In short, interesting, local, and technology-based art may often arise when artists do not attempt to speak about Latin America as the region is seen from abroad, for this ultimately tends to reinforce the confrontation between peripheral and core countries. Rather, they forge their own discourse from Latin America that might end up outlining a new way of thinking and perceiving the art of the region and the region itself.
- I refer to all kinds of artistic practices that make material, aesthetic, and conceptual use of electronic and/or digital technologies in different phases of the creative process. It is a broad scene, constituted by a wide variety of manifestations, such as interactive installations, immersive environments, virtual and augmented reality, artificial life, data visualization, locative media, parametric design, bio art, etc. Although certainly video in all its forms—video installation, video performance, video sculpture, etc.—is part of the new media art field, it isn’t included in this study because its development has had a different logic than the one examined in this essay.
- Domenico Quaranta, Beyond New Media Art (Brescia: Link Editions, 2013).
- Geert Lovink, “New Media: In Search of The Cool Obscure,” 2007, accessed February 25, 2016, http://bampfa.berkeley.edu/media/lovink.mp4.
- Beatriz Sarlo, Una modernidad periférica: Buenos Aires 1920 y 1930 (Buenos Aires: Nueva Visión, 2007), 15.
- Between 1880 and 1910 Argentina was governed by the Generación del 80 (Generation of ‘80), whose members held the highest political and economic positions. Among other policies, they intended to turn Argentina into a modern nation by establishing a European-style liberal political regime.
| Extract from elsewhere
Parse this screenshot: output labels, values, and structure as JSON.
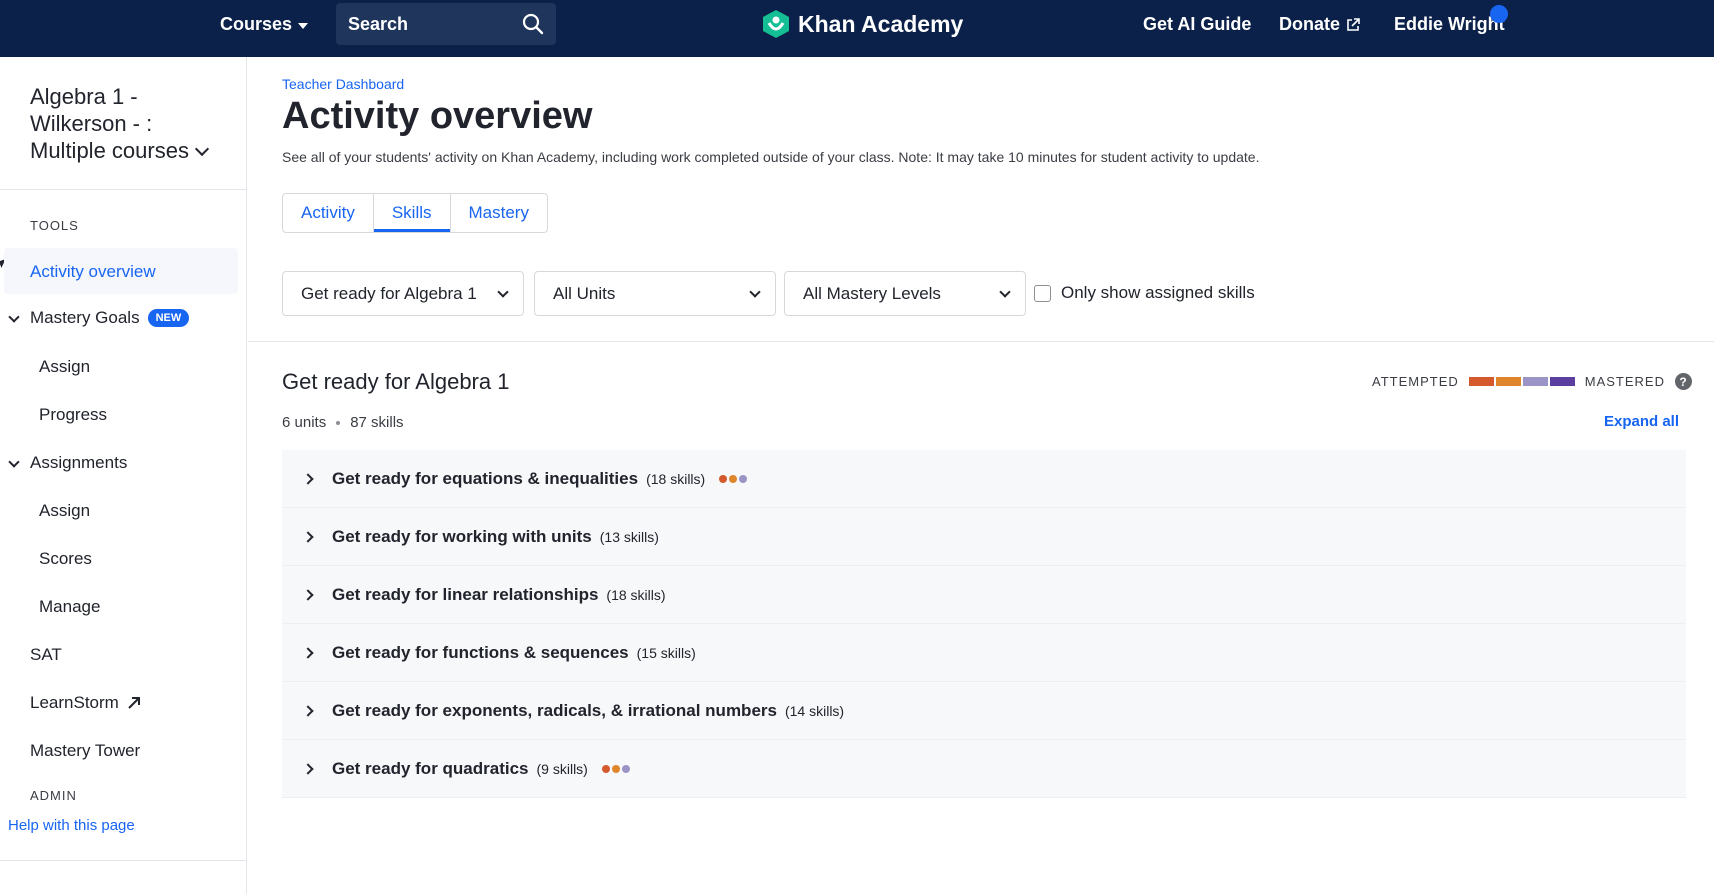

- Claudia Kozak, ed., Tecnopoéticas argentinas: archivo blando de arte y tecnología (Buenos Aires: Caja Negra, 2012), 182–183.
- Héctor Schmucler, “Apuntes sobre el tecnologismo o la voluntad de no querer,” Artefacto (December 1996), accessed February 26, 2016, http://www.revista-artefacto.com.ar
- Carl Mitcham, “Tres modos de ser con la tecnología,” Anthropos, no. 94/95 (1989): 14.
Jazmín Adler is an Argentine art historian, researcher, and curator who lives and works in Buenos Aires. She is pursuing her doctoral studies with a scholarship from the National Scientific and Technical Research Council (CONICET). Her research interests cover the relationship between art, science, technology, and politics in Latin America.
She is a member of Ludión: Latin American Exploratory of Poetic/Political Technologies (Instituto Germani, Universidad de Buenos Aires) and teaches “Theory and Aesthetics of Electronic Arts,” “Theory and Aesthetics of Interactive Art,” and “Development and Production of Electronic Arts Projects” in the Masters in Technology and Aesthetics of Electronic Arts Program (Universidad Nacional de Tres de Febrero), as well as “Digital Art II” at Universidad Maimónides. Over the past years, she has curated new media art exhibitions such as Sincronías en abismo (Buenos Aires Photo), VISCERAL (Panal 361) and Mecánicas de pensamiento: obras en proceso (Museo Castagnino).